We assessed the implications of MR imaging with clinical history in lateral epicondylitis management by evaluating imaging and clinical features in patients with lateral epicondylitis treated conservatively or operatively.
Sixty patients with lateral epicondylitis treated conservatively (n = 38) or operatively (n = 22) from 2011-2015 were included. MR imaging findings of common extensor tendon (CET), lateral collateral ligament (LCL) complex, muscle oedema, ulnar nerve and elbow joint were reviewed. Clinical data recorded were frequency, duration and intensity of pain, history of trauma and injection therapy, range of motion.
MRI-assessed CET and LCL complex abnormalities, muscle oedema, radiocapitellar joint widening, joint effusion/synovitis, pain frequency and intensity differed significantly between the two groups (p < .05) with increased severity in operative group. Persistent pain (OR 12.2, p < .01), CET abnormality on longitudinal plane (OR 7.5, p = .03 for grade 2; OR 22.4, p < .01 for grade 3) and muscle oedema (OR 6.7, p = .03) were major factors associated with operative treatment. Area under the ROC curve of predicted probabilities for combination of these factors was 0.83.
MR imaging, combined with clinical assessment, could facilitate appropriate management planning for patients with lateral epicondylitis.

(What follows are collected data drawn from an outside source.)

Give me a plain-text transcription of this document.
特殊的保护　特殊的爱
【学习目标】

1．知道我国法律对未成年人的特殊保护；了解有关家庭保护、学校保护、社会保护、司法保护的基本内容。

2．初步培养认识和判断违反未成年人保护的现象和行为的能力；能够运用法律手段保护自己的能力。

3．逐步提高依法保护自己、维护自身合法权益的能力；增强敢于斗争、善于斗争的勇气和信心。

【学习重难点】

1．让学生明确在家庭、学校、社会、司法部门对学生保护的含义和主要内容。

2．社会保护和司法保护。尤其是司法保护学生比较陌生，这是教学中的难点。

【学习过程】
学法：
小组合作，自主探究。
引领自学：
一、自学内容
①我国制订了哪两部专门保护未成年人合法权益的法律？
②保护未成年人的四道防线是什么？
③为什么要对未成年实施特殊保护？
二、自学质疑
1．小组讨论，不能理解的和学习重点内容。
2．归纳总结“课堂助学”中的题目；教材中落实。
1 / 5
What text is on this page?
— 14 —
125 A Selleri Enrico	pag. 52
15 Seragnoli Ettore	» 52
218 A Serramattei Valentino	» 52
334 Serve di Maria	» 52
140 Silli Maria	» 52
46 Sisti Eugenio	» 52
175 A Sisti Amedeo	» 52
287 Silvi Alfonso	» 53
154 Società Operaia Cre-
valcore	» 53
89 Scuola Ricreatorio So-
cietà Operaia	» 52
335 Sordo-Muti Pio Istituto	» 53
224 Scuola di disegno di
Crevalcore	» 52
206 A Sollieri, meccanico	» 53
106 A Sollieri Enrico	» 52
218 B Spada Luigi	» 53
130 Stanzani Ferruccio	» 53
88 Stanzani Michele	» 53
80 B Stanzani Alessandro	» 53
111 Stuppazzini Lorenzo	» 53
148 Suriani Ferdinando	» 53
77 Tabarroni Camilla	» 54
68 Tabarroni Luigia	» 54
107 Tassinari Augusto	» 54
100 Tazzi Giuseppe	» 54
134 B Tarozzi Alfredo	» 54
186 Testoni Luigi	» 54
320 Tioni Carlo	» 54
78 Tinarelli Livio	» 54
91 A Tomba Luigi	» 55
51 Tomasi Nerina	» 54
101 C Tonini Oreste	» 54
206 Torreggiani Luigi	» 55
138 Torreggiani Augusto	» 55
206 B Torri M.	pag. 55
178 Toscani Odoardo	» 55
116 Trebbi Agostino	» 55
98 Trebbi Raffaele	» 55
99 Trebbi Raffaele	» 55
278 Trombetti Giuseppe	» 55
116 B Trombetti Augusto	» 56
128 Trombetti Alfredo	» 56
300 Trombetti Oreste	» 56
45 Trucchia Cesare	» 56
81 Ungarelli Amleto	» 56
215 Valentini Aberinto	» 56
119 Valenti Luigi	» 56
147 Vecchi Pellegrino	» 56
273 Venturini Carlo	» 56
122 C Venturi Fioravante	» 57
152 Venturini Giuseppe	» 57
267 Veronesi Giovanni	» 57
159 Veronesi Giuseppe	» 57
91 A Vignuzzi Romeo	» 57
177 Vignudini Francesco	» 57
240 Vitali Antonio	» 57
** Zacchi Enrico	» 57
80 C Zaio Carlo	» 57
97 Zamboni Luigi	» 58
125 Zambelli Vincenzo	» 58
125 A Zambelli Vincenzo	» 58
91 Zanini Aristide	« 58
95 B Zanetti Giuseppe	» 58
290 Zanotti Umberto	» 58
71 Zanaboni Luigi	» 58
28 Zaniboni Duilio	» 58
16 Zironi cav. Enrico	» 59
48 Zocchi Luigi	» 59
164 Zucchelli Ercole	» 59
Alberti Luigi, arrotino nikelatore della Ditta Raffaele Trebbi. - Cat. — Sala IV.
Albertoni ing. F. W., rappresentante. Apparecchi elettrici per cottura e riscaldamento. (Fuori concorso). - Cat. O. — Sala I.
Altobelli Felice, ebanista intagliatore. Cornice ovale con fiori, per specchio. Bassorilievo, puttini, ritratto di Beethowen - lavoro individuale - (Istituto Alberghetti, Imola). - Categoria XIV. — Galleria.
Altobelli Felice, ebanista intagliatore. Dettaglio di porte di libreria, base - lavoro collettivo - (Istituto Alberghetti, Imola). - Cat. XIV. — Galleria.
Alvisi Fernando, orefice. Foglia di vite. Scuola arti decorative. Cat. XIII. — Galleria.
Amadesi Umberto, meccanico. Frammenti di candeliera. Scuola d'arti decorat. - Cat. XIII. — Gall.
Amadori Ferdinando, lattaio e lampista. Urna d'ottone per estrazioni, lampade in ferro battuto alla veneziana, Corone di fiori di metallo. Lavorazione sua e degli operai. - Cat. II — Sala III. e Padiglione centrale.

• MRI can reflect different disease severity between patients treated conservatively/operatively. • CET abnormality, muscle oedema were major MRI findings with operative treatment. • Patients in operative group were more likely to experience persistent pain. • MRI plus clinical symptoms could facilitate appropriate management for lateral epicondylitis.
通过评估患有保守或手术治疗外侧髁炎患者的影像学和临床特征,评估磁共振成像(MRI)与临床病史在外侧髁炎管理中的意义。
纳入了 2011 年至 2015 年间接受保守治疗(n = 38)或手术治疗(n = 22)的 60 例外侧髁炎患者。回顾了常见伸肌腱(CET)、外侧副韧带(LCL)复合体、肌肉水肿、尺神经和肘关节的 MRI 表现。记录的临床数据包括疼痛的频率、持续时间和强度、外伤和注射治疗史、关节活动度。
MRI 评估的 CET 和 LCL 复合体异常、肌肉水肿、桡尺骨关节增宽、关节积液/滑膜炎、疼痛频率和强度在两组之间差异有统计学意义(p <.05),手术组的严重程度更高。持续性疼痛(OR 12.2,p <.01)、CET 在矢状面异常(OR 7.5,p =.03,等级 2;OR 22.4,p <.01,等级 3)和肌肉水肿(OR 6.7,p =.03)是与手术治疗相关的主要因素。这些因素组合的预测概率的 ROC 曲线下面积为 0.83。
MRI 结合临床评估,可以为外侧髁炎患者提供适当的管理计划。
• MRI 可以反映接受保守/手术治疗患者的不同疾病严重程度。• CET 异常、肌肉水肿是手术治疗的主要 MRI 发现。• 手术组患者更有可能经历持续性疼痛。• MRI 结合临床症状有助于外侧髁炎的适当治疗。